The creature gets one button of her collar open before she buries that pearl of yearning back in her heart and stands up. Closing the door and doing her best to ignore the perplexed chirps of the creature in the tub, Elisa sighs and gets ready for bed. Dubiousness slows her fingers as she sets her alarm clock, now wearing a teal nightdress. How will she ever sleep knowing that he will remain awake, flaming with guilt that he may have offended her? Elisa felt unfair faulting him for crossing such a line. The creature was wild, and obviously social norms she'd known all her life were odd to him, laughable even! Maybe wherever he was from, out in his humid Amazon jungle, his people were flagrant and flaunting with their desires, making love in the sun, in the open.

Even so, she hopes he's gotten the message. They were from different worlds, incompatible. They did not belong together.

Elisa had just slid her eyemask over her face when a thought occurs to her.

People said the same thing about white and colored people in love, and she certainly didn't have a problem with that.

They said the same of men and men or women and women getting together; of people who loved like Giles. Elisa wasn't bothered by that either.

Her mind wants to scream at her look at him! He's not even human! But, the more she thinks on it, the more she associates her own denial with the arguments of racists and homophobes. Was the creature any more different from her than a black man would be? His body was different from hers, certainly alien . . . but the creature had the mind and soul and eyes of a man. Eyes for her.

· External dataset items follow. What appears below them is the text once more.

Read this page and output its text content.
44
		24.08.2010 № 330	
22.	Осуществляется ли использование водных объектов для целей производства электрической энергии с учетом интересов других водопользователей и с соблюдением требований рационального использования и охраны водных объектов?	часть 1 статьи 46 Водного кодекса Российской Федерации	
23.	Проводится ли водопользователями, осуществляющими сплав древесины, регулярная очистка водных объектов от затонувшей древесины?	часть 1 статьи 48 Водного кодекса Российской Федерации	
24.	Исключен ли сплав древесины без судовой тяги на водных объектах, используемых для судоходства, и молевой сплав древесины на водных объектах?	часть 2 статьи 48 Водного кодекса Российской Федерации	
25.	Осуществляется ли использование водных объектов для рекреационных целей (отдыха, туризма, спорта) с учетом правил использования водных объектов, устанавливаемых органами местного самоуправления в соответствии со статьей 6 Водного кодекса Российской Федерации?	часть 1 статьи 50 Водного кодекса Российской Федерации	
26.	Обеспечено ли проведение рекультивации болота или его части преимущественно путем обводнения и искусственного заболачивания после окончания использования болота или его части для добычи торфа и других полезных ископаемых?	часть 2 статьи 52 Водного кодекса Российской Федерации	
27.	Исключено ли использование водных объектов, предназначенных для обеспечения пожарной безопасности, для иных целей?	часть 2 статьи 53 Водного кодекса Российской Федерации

A second idea breaches from the sea of self-doubt and second guessing in her head; a memory, something she'd signed to Giles what felt like years ago.

'When he looks at me- the way he looks at me,' She'd told her friend, tears in her small but soulful eyes. 'He doesn't know what I lack, or how I am incomplete. He sees me for what I am, as I am. He's happy to see me, every time. Every day.'

And that still rang true. She knew what it meant.

Did the same bell chime in her heart?

When her eyes lock on the bathroom door, and she rises, walking to it and swinging it open, finding herself so ferociously in love . . . she knows the answer is yes.